The central bank’s Prudential Regulation Authority said the fine related to failings made at the bank between March 2018 and May 2019.

Henry Saker-Clark
Monday 20 December 2021 09:05
The group was handed a £46.5 million fine by the Bank of England (Yui Mok/PA)
The group was handed a £46.5 million fine by the Bank of England (Yui Mok/PA)

The Bank of England has fined banking giant Standard Chartered £46.55 million for misreporting its liquidity position and controls failures.

The central bank’s Prudential Regulation Authority (PRA) watchdog said the fine related to failings made at the bank between March 2018 and May 2019.

It said Standard Chartered made five regulatory reporting errors over the period, during which the PRA had imposed a temporary extra liquidity requirement of the bank due to outflows of dollars in the previous year.

The PRA said the bank had only told it about one of the mistakes following an internal four-month review process.

Sam Woods deputy governor for prudential regulation at the Bank of England and chief executive officer of the PRA, said: “We expect firms to notify us promptly of any material issues with their regulatory reporting, which Standard Chartered failed to do in this case.

“Standard Chartered’s systems, controls and oversight fell significantly below the standards we expect of a systemically important bank, and this is reflected in the size of the fine in this case.”

The PRA added that its investigation found that Standard Chartered also failed to implement a documented policy setting out when liquidity errors should be notified to the regulator.

It also found the bank failed to maintain and operate adequate controls testing and checks over liquidity.

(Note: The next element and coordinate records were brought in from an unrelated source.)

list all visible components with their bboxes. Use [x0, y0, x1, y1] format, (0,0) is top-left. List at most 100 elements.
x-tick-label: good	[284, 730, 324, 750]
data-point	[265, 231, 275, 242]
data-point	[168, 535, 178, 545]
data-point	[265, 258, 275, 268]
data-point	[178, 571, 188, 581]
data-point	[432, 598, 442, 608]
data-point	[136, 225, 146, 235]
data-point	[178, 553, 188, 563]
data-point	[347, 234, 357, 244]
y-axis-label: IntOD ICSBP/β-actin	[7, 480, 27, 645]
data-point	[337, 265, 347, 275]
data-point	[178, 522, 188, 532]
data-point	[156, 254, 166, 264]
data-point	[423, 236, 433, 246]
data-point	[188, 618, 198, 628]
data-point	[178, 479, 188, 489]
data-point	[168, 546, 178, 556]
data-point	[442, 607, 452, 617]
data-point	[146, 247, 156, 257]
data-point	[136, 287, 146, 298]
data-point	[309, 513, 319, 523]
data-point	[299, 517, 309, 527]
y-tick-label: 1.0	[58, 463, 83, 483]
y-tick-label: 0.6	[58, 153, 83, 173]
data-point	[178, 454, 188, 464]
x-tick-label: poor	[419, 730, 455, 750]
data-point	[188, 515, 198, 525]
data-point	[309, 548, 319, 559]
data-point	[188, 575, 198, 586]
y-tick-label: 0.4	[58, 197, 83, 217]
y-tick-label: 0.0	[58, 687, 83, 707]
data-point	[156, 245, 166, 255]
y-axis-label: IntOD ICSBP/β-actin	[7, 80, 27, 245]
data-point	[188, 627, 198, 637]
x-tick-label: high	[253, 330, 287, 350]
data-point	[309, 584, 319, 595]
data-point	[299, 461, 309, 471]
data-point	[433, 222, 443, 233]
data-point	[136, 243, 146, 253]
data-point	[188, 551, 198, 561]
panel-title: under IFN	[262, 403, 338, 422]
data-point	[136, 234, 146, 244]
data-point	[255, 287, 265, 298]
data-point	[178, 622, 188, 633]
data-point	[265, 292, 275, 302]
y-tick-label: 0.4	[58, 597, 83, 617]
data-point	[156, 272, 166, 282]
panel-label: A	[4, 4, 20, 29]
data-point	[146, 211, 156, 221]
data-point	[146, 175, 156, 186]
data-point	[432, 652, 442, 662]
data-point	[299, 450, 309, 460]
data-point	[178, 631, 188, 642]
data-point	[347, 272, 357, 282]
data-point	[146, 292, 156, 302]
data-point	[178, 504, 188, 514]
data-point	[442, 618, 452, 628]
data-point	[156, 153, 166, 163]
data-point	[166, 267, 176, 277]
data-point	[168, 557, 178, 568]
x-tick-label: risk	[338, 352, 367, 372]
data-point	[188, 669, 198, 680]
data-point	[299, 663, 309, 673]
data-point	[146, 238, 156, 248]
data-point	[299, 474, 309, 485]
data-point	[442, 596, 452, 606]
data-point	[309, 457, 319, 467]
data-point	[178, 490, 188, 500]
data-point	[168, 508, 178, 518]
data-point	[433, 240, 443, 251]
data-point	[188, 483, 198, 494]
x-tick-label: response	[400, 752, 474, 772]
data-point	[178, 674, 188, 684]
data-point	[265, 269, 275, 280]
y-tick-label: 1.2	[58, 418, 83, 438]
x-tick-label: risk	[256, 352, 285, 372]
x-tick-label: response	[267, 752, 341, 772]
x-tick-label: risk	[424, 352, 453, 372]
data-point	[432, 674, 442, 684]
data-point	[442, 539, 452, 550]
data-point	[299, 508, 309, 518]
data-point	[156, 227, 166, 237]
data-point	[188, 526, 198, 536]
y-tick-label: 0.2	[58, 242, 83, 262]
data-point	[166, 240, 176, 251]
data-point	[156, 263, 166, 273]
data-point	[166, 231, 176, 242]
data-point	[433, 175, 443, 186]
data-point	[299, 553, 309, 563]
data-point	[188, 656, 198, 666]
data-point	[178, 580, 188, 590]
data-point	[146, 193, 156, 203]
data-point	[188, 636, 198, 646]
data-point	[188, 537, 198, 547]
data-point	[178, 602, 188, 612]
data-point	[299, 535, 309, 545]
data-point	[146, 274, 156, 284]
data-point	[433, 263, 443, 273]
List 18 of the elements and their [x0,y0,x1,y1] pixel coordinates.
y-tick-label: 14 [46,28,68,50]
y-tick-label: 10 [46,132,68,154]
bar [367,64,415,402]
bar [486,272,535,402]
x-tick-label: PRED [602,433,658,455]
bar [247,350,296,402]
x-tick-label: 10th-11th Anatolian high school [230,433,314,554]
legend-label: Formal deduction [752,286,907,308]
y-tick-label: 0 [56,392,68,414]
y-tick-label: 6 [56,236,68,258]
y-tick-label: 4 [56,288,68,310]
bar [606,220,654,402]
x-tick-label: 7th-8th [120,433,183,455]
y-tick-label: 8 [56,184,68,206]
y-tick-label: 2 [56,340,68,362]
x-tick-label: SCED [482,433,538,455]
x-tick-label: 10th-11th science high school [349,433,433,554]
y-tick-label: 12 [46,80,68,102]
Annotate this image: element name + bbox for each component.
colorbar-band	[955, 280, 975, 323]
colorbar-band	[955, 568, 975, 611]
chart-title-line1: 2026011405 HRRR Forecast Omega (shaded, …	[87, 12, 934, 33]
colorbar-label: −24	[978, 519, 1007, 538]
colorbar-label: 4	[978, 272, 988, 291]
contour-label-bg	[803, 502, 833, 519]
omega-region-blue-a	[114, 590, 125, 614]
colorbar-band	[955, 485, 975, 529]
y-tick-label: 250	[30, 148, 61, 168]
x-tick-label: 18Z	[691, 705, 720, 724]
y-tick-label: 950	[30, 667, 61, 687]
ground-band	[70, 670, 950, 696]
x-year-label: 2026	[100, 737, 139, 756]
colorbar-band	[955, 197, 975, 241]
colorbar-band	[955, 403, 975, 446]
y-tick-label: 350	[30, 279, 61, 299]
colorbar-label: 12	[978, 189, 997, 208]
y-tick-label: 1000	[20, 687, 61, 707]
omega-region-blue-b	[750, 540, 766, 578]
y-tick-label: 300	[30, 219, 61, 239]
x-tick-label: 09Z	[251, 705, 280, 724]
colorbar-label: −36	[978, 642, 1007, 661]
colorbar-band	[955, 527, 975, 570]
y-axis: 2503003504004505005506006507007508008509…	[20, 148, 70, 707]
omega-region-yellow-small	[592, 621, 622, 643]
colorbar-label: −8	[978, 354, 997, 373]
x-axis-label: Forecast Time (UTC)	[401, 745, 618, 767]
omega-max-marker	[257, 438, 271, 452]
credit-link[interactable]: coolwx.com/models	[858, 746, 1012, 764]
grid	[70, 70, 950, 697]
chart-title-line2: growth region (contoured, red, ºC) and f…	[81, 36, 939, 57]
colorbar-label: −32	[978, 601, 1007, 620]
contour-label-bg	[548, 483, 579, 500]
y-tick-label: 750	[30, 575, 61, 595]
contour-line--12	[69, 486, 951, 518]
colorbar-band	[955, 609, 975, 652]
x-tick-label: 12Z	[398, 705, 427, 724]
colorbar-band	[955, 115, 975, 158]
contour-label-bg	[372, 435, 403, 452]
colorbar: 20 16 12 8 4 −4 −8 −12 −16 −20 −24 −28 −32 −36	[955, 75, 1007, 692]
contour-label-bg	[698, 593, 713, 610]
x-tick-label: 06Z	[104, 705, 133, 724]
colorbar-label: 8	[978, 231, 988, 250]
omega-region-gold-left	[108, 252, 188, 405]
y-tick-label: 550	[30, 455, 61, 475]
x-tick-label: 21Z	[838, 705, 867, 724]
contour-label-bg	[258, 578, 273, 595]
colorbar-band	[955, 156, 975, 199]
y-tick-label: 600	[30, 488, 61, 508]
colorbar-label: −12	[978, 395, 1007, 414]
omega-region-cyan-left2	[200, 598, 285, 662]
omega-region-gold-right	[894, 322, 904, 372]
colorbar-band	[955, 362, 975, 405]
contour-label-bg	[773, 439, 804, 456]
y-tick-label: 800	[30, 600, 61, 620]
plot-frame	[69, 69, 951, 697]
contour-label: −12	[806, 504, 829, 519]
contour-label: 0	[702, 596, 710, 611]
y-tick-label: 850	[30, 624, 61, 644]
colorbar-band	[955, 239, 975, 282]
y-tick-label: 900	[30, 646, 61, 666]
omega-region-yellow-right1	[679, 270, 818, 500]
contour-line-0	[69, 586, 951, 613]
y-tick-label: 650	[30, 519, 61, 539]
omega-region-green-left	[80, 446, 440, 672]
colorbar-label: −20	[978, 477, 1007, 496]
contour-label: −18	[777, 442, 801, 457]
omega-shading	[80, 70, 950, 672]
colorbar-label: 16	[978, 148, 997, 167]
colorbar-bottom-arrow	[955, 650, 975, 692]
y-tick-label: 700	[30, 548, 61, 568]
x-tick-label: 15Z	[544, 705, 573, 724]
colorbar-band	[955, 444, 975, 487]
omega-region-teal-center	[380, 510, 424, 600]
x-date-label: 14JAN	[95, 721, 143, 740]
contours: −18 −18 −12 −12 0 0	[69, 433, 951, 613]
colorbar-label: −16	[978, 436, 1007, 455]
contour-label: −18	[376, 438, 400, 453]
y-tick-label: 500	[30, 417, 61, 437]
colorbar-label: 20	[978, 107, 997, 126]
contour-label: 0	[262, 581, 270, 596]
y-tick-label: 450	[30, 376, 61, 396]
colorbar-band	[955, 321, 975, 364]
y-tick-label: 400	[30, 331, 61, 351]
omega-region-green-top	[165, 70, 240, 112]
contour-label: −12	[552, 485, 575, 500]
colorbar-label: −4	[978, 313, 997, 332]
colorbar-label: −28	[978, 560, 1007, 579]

The bank did not ensure it has appropriate human resources to investigate potential misreporting, the PRA added.

Standard Chartered saw its potential punishment reduced by 30% from £66.5 million after agreeing to resolve the matter.

A spokesman for Standard Chartered said it “accepts the findings” of the PRA related to liquidity reporting errors it said it “self-identified and self-corrected in 2018 and 2019”.

“These errors did not affect Standard Chartered’s overall liquidity position, which remained in surplus throughout the period,” it added.

“Standard Chartered has cooperated proactively and fully with the PRA’s investigation and has made significant improvements to and substantial investment in its liquidity and regulatory reporting processes and controls and remains committed to accurate regulatory reporting.”

Shares in the company were 1.5% lower in early trading.